Nearly 300,000 tons of garbage collected from the capital Sofia have been dumped at the landfills near the second biggest city of Plovdiv, located in Southern Bulgaria, and the Danube town of Silistra, officials announced.
“Sofia garbage problems will be decided by the end of the year,” the mayor of the capital Yordanka Fandakova said on Monday, but refused to disclose any details.
“We have already picked a landfill to take the remaining bales of garbage there,” deputy mayor Maria Boyadzhijska added without naming it in a bod to cushion the likely opposition of the locals.
The municipality of Plovdiv has agreed to lend a hand to the capital in its attempts to deal with its ongoing garbage issues by storing and processing part of the 250 000 tons of baled waste that it currently has.

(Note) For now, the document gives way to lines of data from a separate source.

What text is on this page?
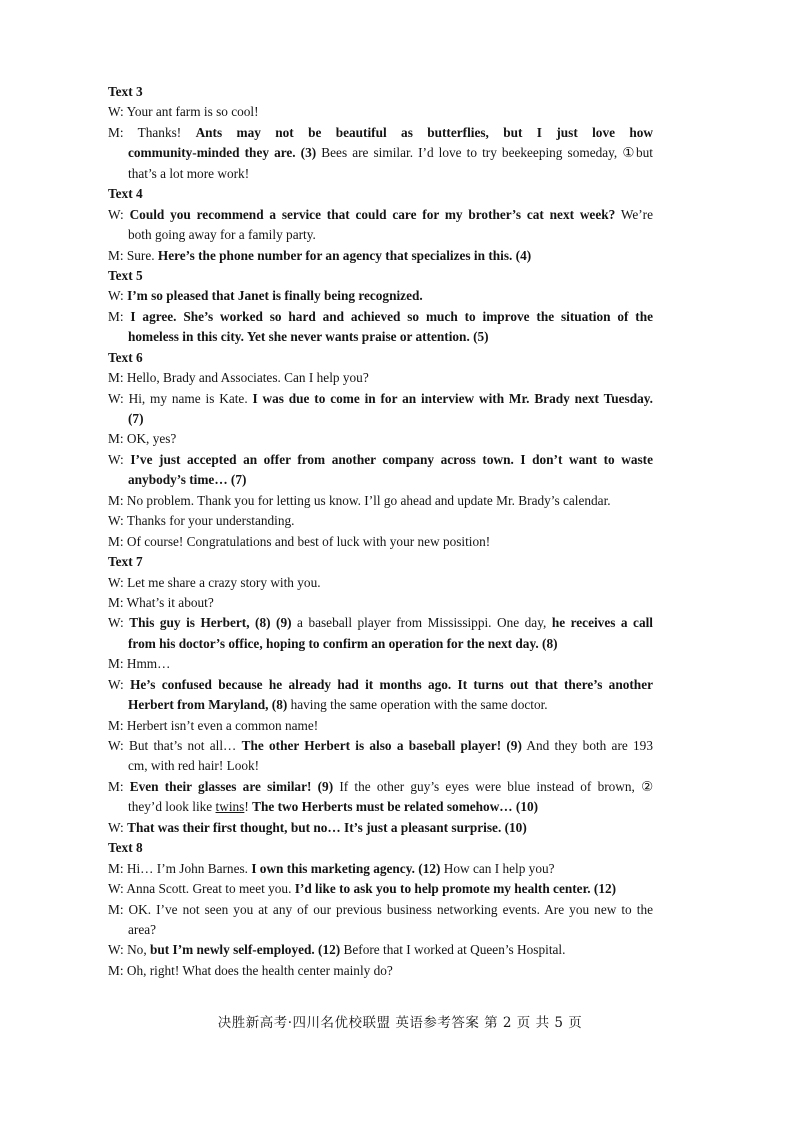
Text 3
W: Your ant farm is so cool!
M: Thanks! Ants may not be beautiful as butterflies, but I just love how
community-minded they are. (3) Bees are similar. I’d love to try beekeeping someday, ①but
that’s a lot more work!
Text 4
W: Could you recommend a service that could care for my brother’s cat next week? We’re
both going away for a family party.
M: Sure. Here’s the phone number for an agency that specializes in this. (4)
Text 5
W: I’m so pleased that Janet is finally being recognized.
M: I agree. She’s worked so hard and achieved so much to improve the situation of the
homeless in this city. Yet she never wants praise or attention. (5)
Text 6
M: Hello, Brady and Associates. Can I help you?
W: Hi, my name is Kate. I was due to come in for an interview with Mr. Brady next Tuesday.
(7)
M: OK, yes?
W: I’ve just accepted an offer from another company across town. I don’t want to waste
anybody’s time… (7)
M: No problem. Thank you for letting us know. I’ll go ahead and update Mr. Brady’s calendar.
W: Thanks for your understanding.
M: Of course! Congratulations and best of luck with your new position!
Text 7
W: Let me share a crazy story with you.
M: What’s it about?
W: This guy is Herbert, (8) (9) a baseball player from Mississippi. One day, he receives a call
from his doctor’s office, hoping to confirm an operation for the next day. (8)
M: Hmm…
W: He’s confused because he already had it months ago. It turns out that there’s another
Herbert from Maryland, (8) having the same operation with the same doctor.
M: Herbert isn’t even a common name!
W: But that’s not all… The other Herbert is also a baseball player! (9) And they both are 193
cm, with red hair! Look!
M: Even their glasses are similar! (9) If the other guy’s eyes were blue instead of brown, ②
they’d look like twins! The two Herberts must be related somehow… (10)
W: That was their first thought, but no… It’s just a pleasant surprise. (10)
Text 8
M: Hi… I’m John Barnes. I own this marketing agency. (12) How can I help you?
W: Anna Scott. Great to meet you. I’d like to ask you to help promote my health center. (12)
M: OK. I’ve not seen you at any of our previous business networking events. Are you new to the
area?
W: No, but I’m newly self-employed. (12) Before that I worked at Queen’s Hospital.
M: Oh, right! What does the health center mainly do?
决胜新高考·四川名优校联盟 英语参考答案 第 2 页 共 5 页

The government will pay the municipality of Plovdiv close to BGN 14 per ton in exchange for the garbage. The money will be used to construct the transport site Modar-Tsarevets, clean the banks of the Maritsa river and recultivate the waste depot at Tsalapitsa, which will significantly increase its capacity.

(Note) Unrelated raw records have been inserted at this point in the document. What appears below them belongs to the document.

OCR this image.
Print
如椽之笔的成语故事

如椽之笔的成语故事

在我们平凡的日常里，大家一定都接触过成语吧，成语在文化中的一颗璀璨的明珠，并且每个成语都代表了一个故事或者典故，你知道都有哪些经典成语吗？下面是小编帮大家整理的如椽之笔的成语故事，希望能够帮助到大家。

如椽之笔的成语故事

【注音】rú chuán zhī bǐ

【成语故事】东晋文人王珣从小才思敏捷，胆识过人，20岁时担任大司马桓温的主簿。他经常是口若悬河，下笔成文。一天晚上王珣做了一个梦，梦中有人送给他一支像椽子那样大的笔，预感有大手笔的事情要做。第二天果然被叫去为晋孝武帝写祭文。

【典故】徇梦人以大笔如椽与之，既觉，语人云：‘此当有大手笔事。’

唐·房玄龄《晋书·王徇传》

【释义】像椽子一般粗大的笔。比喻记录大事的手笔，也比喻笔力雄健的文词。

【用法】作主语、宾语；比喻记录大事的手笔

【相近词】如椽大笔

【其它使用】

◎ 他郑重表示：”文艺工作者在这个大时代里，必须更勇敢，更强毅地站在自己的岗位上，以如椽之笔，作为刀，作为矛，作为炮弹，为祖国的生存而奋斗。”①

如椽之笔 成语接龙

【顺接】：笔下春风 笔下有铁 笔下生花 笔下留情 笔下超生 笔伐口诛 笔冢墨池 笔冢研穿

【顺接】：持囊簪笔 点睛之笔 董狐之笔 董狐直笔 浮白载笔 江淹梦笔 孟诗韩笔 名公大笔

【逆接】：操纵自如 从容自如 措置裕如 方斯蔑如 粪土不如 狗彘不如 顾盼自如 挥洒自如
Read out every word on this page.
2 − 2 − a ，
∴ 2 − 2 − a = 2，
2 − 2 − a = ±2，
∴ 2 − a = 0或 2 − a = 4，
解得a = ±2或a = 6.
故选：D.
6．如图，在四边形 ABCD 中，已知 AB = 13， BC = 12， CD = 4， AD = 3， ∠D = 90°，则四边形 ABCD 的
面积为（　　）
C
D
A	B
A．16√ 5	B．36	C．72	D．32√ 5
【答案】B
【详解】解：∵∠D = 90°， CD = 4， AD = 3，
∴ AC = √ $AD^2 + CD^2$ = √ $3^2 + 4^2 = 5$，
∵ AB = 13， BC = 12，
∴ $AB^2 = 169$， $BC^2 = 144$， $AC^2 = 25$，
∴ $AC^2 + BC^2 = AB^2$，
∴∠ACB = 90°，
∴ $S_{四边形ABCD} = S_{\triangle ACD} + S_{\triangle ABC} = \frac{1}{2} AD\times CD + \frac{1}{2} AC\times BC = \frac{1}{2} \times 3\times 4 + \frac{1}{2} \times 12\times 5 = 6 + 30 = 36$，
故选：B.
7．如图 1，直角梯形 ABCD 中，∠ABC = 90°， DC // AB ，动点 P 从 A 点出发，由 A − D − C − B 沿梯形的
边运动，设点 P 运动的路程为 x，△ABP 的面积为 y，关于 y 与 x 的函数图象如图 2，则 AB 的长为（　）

In the middle of November the European Commission said it will pursue court action against Bulgaria for failing to properly implement EU waste law.
The case concerns inadequate waste disposal in the capital Sofia, which should have had an adequate network of waste disposal installations in place by the time of its accession on 1 January 2007 but a solution remains some years away, the Commission said.
This is the first trial launched by the European Commission against the EU newcomer.
Finding a solution to Sofia ongoing waste problems was a politically sensitive issue in the months before the parliamentary elections in the summer last year, which mayor of the capital Boyko Borisov won by a large margin.
The previous Socialist-led government officially declared a state of emergency in Sofia at the beginning of April over lack of adequate waste removal, saying that the garbage problems threatened national security and citing health and environmental concerns.
The then opposition party of Sofia mayor GERB, which won the elections by a large margin and formed a government, dismissed this as pre-election muscle pumping.
The gargabe problems came after the people, living close to Sofia operational landfill at Suhodol, started staging rallies, demanding the closing of the dumpsite on the western outskirts of Bulgaria's capital over health and environmental concerns.
The dumpsite was reopened at the beginning of December 2007 after the environment ministry backed the controversial option to prevent a looming garbage crisis in the capital.
Suhodol residents forced Sofia authorities to introduce crisis management in July 2005 after blockading the landfill. The protests left the streets in the capital littered with garbage, posing a serious risk to human health and the environment.